Empowering your team with the power of collaborative applications
On this page you will find:
Case studies - examples of people at the University of York who have transformed processes in their teams.
Tool boxes - suggested tools that support a collaborative team approach.
Top Tips on Google for Leaders at the University of York.
You will also find links to more detailed guidance for those who want to find learning material on specific tools.
The University of York has invested in the Google suite of applications. This is a powerful suite that allows people to work together more efficiently.
People can work on things simultaneously with no duplicate copies floating around
You don't need to be in the same room to collaborate -- helpful for busy managers, part-time staff who can't make every meeting, or staff who work in separate offices
People have time and space outside of a face-to-face meeting to work on something collaboratively -- time to reflect and think things through while still being able to add ideas to a shared resource at a time when everyone else may be absent is a huge advantage
Combining several of the different applications together can meet fairly complex needs with just a little bit of learning on your part...
Do you need to keep track of projects ensuring that you, and your team, can see progress with actions and tasks at any time? Then Trello may be a useful tool to explore.
Trello is a free organisation tool that helps many people organise their projects, however big or small. A Trello board is a list of lists, filled with cards, that can be used by you and your team. Within a card you can add comments, upload images, attach files (linking to everything everyone needs to see from one place), create checklists, add labels and due dates, and lots more besides.
Be aware that Trello is a free third party tool -- the University doesn't provide support for it -- and other similar tools are available.
This free tool is very simple and intuitive to use. It works like an online version of post-it notes, allowing you to quickly gather ideas and make connections between them in a more visual way than a text document. But the real beauty is that you can collaborate with other people, gathering their ideas too. It's brilliant if you want people to add their thoughts, either in a face-to-face setting like a focus group (using their laptops and other devices), or remotely and asynchronously. People can comment on and rate each other's notes, making it easier to rank and prioritise tasks. You can adjust your privacy settings in any padlet to lock things down. And sharing the padlet is easy - it uses very simple link sharing.

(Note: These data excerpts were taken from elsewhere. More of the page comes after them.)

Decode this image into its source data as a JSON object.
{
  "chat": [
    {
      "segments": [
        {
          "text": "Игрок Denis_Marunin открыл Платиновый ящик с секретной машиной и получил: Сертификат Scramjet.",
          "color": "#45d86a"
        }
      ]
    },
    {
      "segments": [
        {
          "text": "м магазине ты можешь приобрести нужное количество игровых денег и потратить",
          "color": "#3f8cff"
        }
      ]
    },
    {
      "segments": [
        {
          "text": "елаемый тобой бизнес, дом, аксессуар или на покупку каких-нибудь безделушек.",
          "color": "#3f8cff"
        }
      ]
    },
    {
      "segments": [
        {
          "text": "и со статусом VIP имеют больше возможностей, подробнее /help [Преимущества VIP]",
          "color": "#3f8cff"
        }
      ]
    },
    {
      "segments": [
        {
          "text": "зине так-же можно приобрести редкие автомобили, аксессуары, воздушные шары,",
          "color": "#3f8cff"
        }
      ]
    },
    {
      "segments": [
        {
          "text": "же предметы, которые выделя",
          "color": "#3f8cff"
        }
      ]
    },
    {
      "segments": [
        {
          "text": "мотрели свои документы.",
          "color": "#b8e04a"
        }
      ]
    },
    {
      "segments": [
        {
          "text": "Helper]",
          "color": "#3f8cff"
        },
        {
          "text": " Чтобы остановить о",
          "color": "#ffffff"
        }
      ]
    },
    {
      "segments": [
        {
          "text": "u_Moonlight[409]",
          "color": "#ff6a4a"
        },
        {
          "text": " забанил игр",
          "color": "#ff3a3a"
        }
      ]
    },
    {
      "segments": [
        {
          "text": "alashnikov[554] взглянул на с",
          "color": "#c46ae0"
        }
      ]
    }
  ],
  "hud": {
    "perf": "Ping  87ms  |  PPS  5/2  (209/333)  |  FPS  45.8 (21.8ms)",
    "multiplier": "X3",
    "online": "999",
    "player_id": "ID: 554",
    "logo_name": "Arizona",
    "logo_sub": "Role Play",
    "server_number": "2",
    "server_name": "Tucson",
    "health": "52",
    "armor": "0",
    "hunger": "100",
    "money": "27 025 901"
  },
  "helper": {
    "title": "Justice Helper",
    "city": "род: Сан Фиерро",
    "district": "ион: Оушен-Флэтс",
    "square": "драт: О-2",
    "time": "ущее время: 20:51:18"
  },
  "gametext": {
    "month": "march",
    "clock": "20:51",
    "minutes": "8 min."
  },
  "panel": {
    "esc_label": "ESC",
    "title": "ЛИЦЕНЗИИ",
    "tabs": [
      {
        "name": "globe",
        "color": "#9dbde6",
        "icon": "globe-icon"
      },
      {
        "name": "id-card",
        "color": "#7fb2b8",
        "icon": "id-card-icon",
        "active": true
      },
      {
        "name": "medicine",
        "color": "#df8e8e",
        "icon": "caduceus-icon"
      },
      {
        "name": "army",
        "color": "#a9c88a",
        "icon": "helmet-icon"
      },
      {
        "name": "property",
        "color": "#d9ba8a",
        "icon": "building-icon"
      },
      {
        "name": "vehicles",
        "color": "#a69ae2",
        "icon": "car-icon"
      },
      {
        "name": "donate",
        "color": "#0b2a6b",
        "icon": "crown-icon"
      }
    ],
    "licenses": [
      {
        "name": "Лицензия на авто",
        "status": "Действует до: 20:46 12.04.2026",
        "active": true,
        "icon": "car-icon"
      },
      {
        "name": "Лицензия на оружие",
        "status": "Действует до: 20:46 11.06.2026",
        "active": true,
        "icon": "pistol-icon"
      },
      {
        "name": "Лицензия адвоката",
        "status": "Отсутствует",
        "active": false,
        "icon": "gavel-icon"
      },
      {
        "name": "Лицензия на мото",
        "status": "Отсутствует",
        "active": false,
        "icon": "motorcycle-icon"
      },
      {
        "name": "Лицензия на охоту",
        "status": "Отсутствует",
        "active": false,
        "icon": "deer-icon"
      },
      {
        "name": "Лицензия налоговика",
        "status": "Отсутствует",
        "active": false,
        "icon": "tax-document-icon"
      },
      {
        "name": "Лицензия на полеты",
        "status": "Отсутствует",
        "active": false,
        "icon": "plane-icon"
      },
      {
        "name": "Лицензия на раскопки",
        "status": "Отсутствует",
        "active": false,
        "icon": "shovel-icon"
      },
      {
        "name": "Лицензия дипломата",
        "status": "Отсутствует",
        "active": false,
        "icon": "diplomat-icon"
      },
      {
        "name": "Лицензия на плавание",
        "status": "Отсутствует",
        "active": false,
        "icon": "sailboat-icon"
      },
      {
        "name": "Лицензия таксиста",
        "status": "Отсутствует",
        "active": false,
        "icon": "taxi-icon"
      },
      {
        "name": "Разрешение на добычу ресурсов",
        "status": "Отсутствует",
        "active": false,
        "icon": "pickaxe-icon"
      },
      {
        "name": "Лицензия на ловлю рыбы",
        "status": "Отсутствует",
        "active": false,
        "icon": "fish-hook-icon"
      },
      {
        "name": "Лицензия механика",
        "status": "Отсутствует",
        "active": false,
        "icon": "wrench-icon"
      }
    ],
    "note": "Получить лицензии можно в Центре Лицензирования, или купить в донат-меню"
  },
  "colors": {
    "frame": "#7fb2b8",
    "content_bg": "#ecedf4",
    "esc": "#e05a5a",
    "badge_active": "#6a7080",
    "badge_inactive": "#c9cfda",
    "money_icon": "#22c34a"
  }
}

Be aware that Padlet is a third party tool -- the University doesn't provide support for it -- and other similar tools are available.
As a bare minimum you should develop a basic understanding of the benefits for your team of using Google Groups, Google Drive and the core Google Apps. You may then want to explore the other linked apps.
Use the Chrome browser when you use Google applications, and always log into Chrome with your University Google credentials so that your preferences and extensions follow you around wherever you're working and whatever machine you use.
Consider finding out a bit more about Google Apps Script. Often a tiny bit of code can help automate all sorts of processes using Google tools, drastically reducing the time spent in your team on administrative tasks.
For help and advice you can contact IT Services.
James Browne in Disability Services had an inefficient paper-based process for handling student case notes. With just a little bit of support from IT Services, he replaced it with a few Google Sheets and some Apps Scripts running in Google Drive. James' work shows how a little investment of time can reap huge rewards, giving you back the time you and your colleagues were spending on admin, to let you focus your work on providing a better service.
Caryn Douglas from White Rose College of the Arts & Humanities needed a new applications process that worked for the three different institutions involved, all of whom had different, largely paper-based, systems. Staff at the different institutions needed to be able to view, comment on, and approve the applications. They wanted an online workflow, and with the help of IT Services they wired together existing Google applications in a way that worked for their complex needs.
Tim Saunders in the Accommodation Office inherited a paper-based system task of managing students' requests to change their rooms. Wanting to make life better, for students and colleagues alike, he looked for a way to transform an arduous, error prone process into something more elegant and efficient. Although he initially didn't know how to do this he saw that there was the potential to do things differently and sought support along the way. The process is now handled in a few Google Spreadsheets and Google Forms. Tim shows that anyone who really wants to can take control of both messy processes - and code!